Nunca he prestado atención al valor económico de la pieza, será por eso que no la esperaba aquí. La más alta condecoración militar de la URSS tan escasa como excepcional. Sólo se otorgaron 20 a 13 personas distintas y una de ellas fue revocada. Viéndola me doy cuenta que su valor económico es altísimo, pero para mí sigue siendo insignificante. Para mí su valor es otro. No hay dinero en el mundo que pueda igualar el recuerdo de la gloria y el agradecimiento eterno ante una hazaña que parecía imposible. ¡Cuántas lágrimas y sufrimiento hay en esos brillantes! ¡Cuánto dolor y esfuerzo se esconde tras los rubíes!¡Cuánto orgullo, al verla brillar!. Ésto sí que es un diseño perfecto.
Mientras mis ojos parecen hechizados por el brillo y el color de los rubíes en forma de estrella. Como me gustaría saber lo que pensaba el Gran Mariscal mientras la prendía en su chaqueta. Un hombre sencillo, hijo de siervos, que tuvo la ardua tarea de devolver al infierno a los demonios que un día vinieron a perturbar la tranquilidad de su casa.
Me despido de los brillantes y rubíes con una última mirada al esmalte central y a la palabra «Victoria» ¿dónde he visto ese color antes?. No lo dudo, es el mismo color que el de las estrellas del Krémlim durante las noches de verano. Cuando se recortan en el cielo azul noche, habitual de las tierras del norte durante el solsticio de verano. Esas noches , las estrellas brillan de color rojo rubí muy intenso. La primera vez que me mostraron ese brillo pensé que cobraban vida y con coqueteo pícaro querían llamar mi atención con su sonrisa. Ahora estoy segura, les gusta sonreír para todo aquel que sepa entender. Me hablan con sus destellos. Me dicen, aquí estamos y aquí seguiremos.
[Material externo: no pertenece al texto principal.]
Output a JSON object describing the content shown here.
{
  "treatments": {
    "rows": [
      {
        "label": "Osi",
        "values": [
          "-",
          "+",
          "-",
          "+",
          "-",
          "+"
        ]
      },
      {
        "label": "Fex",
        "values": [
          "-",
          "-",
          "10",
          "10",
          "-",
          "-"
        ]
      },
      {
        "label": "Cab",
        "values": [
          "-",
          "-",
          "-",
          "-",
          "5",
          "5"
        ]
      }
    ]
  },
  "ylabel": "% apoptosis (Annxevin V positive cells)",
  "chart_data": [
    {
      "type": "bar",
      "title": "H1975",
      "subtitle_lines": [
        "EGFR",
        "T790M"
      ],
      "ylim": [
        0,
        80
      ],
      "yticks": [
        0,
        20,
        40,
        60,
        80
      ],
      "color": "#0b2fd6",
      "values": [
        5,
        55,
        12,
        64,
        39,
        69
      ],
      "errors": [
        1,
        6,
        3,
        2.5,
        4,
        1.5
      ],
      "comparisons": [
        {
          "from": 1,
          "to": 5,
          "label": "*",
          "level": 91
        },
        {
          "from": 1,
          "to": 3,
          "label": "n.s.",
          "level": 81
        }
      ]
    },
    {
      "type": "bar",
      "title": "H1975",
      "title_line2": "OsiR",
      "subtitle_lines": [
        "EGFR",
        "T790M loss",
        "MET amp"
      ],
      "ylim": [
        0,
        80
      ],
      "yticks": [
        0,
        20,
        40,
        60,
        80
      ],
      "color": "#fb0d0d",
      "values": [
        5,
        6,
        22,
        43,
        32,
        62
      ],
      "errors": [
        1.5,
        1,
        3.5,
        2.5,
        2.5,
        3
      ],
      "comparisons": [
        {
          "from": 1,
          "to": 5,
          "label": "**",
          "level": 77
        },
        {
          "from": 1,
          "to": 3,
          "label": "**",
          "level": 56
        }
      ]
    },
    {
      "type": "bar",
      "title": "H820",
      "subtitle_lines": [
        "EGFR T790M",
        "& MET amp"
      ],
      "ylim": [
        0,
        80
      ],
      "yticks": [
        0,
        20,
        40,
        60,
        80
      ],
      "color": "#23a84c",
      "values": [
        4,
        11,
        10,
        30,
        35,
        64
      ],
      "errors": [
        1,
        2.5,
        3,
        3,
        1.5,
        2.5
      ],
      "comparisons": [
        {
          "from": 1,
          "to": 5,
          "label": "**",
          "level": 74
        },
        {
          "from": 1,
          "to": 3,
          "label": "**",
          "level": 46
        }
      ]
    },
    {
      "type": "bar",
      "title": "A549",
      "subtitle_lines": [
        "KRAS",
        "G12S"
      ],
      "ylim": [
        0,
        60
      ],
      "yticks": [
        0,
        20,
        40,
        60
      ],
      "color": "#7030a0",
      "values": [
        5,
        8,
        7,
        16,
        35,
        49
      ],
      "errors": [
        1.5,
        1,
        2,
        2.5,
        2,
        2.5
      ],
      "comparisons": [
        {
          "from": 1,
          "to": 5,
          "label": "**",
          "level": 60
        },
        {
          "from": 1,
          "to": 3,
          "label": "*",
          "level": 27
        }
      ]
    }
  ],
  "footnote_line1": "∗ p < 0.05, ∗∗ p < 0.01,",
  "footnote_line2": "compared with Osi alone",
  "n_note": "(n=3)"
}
El tipo vestido de oscuro que vigila este pasillo debe estar pensando que hace esta turista parada tanto tiempo ante la misma vitrina con todas las pulseras y pendientes que la rodean. Creo que ha entendido mi pícara sonrisa con la que me alejo del cristal y piensa lo mismo que yo, le gustaría saber que opinan los siguientes admiradores de la vitrina. El grupo de ruidosos alemanes con los que entré. Yo me alejo de allí hacía otra parte de la sala pero la satisfacción y orgullo siguen reflejados en mi cara mientras recuerdo algunas palabras que sonaron en la Plaza Roja aquel 24 de junio de 1945. ¡Qué pena que no estén escritas en todos los idiomas en una cartela sobre la Orden de la Victoria!, sería una chulería muy bien merecida.
«Los viles invasores tuvieron la misma suerte que los demás invasores que atentaron antes contra nuestra sagrada tierra. Habiendo levantado la espada contra nosotros, los alemanes han encontrado su muerte por nuestra espada».
Mi recorrido se acaba, visto lo visto no creo que estas últimas vitrinas puedan sorprenderme. ¡No puede ser! ahora un pequeño carnero colgado de un magnífico collar de oro parece guiñarme un ojo. Me apresuro en leer la cartela para confirmar lo que ven mis ojos. ¿Qué hace un Toisón de oro en el Krémlim de Moscú?